Part 3: per-transformer config

Related but separable: Transformer::transform gained a third argument:

fn transform(
    &self,
    node: DiffNode,
    data: &dyn DataAccess,
    config: &serde_json::Value,
) -> TransformResult;

This mirrors Renderer::render. The controller reads per-transformer configuration from DatasetConfig.transformer_config (a BTreeMap<String, serde_json::Value> keyed by transformer name) and passes the appropriate slice into each transform call. Transformers that don't need configuration simply ignore the argument; the default is serde_json::Value::Null.

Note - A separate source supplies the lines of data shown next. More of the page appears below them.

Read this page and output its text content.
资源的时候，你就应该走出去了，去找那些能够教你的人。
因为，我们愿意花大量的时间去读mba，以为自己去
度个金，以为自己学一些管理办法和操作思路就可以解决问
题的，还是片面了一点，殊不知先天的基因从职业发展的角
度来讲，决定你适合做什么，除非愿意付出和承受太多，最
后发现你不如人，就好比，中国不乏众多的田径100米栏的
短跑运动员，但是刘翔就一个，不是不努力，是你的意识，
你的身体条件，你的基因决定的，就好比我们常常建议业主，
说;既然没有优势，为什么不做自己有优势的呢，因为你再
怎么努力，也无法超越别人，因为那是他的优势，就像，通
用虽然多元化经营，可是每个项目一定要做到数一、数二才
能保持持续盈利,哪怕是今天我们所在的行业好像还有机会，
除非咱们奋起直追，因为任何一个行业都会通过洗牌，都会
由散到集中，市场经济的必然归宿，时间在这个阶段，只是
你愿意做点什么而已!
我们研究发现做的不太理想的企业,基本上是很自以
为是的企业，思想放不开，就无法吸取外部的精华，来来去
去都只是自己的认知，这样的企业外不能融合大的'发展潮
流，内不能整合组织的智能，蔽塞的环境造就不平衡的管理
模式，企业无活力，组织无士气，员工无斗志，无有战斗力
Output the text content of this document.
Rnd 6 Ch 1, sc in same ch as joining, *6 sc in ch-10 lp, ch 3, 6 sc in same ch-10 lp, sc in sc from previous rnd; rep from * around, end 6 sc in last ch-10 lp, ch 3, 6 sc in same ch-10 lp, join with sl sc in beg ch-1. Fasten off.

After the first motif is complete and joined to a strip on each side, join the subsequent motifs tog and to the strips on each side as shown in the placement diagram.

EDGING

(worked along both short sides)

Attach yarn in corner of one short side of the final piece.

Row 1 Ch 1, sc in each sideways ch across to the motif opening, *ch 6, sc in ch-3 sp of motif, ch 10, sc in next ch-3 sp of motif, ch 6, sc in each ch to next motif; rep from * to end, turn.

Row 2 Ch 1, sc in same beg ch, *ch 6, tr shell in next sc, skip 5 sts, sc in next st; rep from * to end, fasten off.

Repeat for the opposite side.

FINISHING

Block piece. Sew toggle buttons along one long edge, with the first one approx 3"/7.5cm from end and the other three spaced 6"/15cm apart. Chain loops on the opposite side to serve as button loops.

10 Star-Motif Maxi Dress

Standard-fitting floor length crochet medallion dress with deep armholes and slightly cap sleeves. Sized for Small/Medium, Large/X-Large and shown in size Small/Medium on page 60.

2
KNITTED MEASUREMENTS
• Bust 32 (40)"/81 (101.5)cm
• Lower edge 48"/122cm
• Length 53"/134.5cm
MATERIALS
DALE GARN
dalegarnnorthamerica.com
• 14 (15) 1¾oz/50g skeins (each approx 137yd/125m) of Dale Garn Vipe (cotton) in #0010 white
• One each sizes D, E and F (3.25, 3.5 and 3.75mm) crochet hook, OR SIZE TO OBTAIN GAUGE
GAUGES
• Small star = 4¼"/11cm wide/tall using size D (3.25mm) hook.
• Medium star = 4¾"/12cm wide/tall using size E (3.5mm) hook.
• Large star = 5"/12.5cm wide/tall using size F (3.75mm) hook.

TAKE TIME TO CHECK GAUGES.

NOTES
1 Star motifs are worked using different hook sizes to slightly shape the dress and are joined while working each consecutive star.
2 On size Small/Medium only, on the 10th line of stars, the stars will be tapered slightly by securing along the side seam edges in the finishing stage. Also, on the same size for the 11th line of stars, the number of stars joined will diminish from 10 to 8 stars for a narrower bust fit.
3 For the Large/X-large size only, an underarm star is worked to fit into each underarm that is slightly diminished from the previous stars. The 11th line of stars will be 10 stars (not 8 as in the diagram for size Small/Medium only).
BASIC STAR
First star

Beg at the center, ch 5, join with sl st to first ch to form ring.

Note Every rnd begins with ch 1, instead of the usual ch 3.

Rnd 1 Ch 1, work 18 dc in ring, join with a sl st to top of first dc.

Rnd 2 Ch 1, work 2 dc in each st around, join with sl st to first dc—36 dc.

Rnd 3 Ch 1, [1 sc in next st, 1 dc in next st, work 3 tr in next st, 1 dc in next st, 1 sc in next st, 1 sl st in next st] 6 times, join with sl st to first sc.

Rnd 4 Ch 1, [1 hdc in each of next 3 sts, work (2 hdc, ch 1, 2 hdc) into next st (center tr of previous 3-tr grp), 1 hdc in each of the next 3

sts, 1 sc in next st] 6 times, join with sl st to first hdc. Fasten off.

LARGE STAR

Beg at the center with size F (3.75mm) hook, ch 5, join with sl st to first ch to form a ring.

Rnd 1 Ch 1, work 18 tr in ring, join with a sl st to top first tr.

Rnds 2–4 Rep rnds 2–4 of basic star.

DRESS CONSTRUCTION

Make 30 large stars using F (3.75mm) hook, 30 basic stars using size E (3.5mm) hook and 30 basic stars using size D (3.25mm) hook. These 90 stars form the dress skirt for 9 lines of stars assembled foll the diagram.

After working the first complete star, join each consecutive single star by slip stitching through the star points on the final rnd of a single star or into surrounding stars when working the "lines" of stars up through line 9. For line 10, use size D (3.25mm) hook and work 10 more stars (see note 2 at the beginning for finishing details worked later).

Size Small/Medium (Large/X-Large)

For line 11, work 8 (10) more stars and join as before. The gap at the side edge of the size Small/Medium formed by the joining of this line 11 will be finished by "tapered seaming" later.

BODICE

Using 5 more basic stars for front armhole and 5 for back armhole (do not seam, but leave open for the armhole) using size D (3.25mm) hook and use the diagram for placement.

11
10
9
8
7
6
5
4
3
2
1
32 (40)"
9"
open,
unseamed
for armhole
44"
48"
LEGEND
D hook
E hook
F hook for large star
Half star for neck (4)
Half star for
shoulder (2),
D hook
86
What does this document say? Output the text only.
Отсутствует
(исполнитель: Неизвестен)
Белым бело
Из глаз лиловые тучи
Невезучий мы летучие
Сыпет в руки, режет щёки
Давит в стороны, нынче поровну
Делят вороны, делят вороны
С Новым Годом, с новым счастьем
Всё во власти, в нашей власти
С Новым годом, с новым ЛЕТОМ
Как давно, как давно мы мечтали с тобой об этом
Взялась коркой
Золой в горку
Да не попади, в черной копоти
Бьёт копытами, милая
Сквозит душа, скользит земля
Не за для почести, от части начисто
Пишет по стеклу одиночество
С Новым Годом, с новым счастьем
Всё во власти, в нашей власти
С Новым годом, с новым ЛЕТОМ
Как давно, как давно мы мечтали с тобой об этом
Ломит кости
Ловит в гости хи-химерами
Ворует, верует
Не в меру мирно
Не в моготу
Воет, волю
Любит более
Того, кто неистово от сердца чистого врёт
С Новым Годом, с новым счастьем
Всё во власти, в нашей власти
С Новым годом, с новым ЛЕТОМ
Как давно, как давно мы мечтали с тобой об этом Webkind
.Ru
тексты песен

FolderMoveDetector.threshold is the first knob that uses this channel; CorrelationDetector uses it for the aggregate_many_to_many flag. The wire format (plugin_abi::TransformRequest) carries config across the ABI boundary.

Alternatives Considered

  • Keep TransformScope and make Subtree mean "Unchanged recurses". Arguably principled, but the semantic distinction is still subtle enough that plugin authors pick the wrong one — the stdlib itself did.

  • Reintroduce TransformScope::Subtree with owner semantics for the correlation detectors. The original reintroduction criteria in an earlier draft of this ADR. Rejected: owner-scope "pick a matching subtree, stop recursing" is meaningfully more general than what we need. For the two concrete plugins (CorrelationDetector, FolderMoveDetector) the matching subtree is always the root. NodeShapeFilter::Root is the right-sized primitive; a separate axis would cost a new enum and a new piece of conceptual surface area for no gain.

  • Top-down vs. bottom-up traversal as a separate axis decoupled from Node/Root. Plausible future design — a transformer says "I want to see this node before/after my children are processed." Overshoots current needs. Bottom-up is the right default; add top-down only when a concrete transformer wants it.

  • Put config in DataAccess instead of a fourth parameter. Rejected: mixes two concerns (I/O and configuration), and DataAccess is a per-session binding while config is per-transformer.

Consequences

  • Stdlib plugins that need tree-wide correlation declare NodeShapeFilter::Root and walk the tree themselves — see binoc-stdlib/src/transformers/correlation_detector.rs and folder_move_detector.rs.
  • Existing plugins keep working: the new config parameter is the only breaking trait change, and the greenfield rule (AGENTS.md #9) allows it.
  • Tree-wide walkers pay a full-tree walk per invocation, but they run once per diff — the visitor shape's O(n) amortized cost across many invocations doesn't apply.
  • The Root dispatch shape is a narrow, well-typed admission that correlation passes are special. If a third use case appears it's already named.

Reintroduction criteria for "owner" scope (if ever needed)

We'll add a full owner/subtree mode only when a concrete plugin needs "run once at the topmost matching ancestor; Replace/ReplaceMany/Remove are final; Unchanged means 'decline' and the controller keeps descending". No such plugin exists today. Candidates to watch:

  1. Hierarchical dedup at arbitrary nesting. E.g., the SQLite plugin wants to collapse all row-level edits into a single schema-aware summary — but only at the .sqlite node, not at arbitrary containers. Root doesn't cover this because the target isn't the root.
  2. Subtree-wide statistical rewriting that needs pre-transformation shape. E.g., "if this subtree has >200 leaf changes, collapse to a one-line summary." Works under the default bottom-up visitor if children propagate counts via details; breaks if we need information destroyed by bottom-up summarization.

When either arrives with a concrete implementation in hand, add the scope and document its interaction with NodeShapeFilter::Root.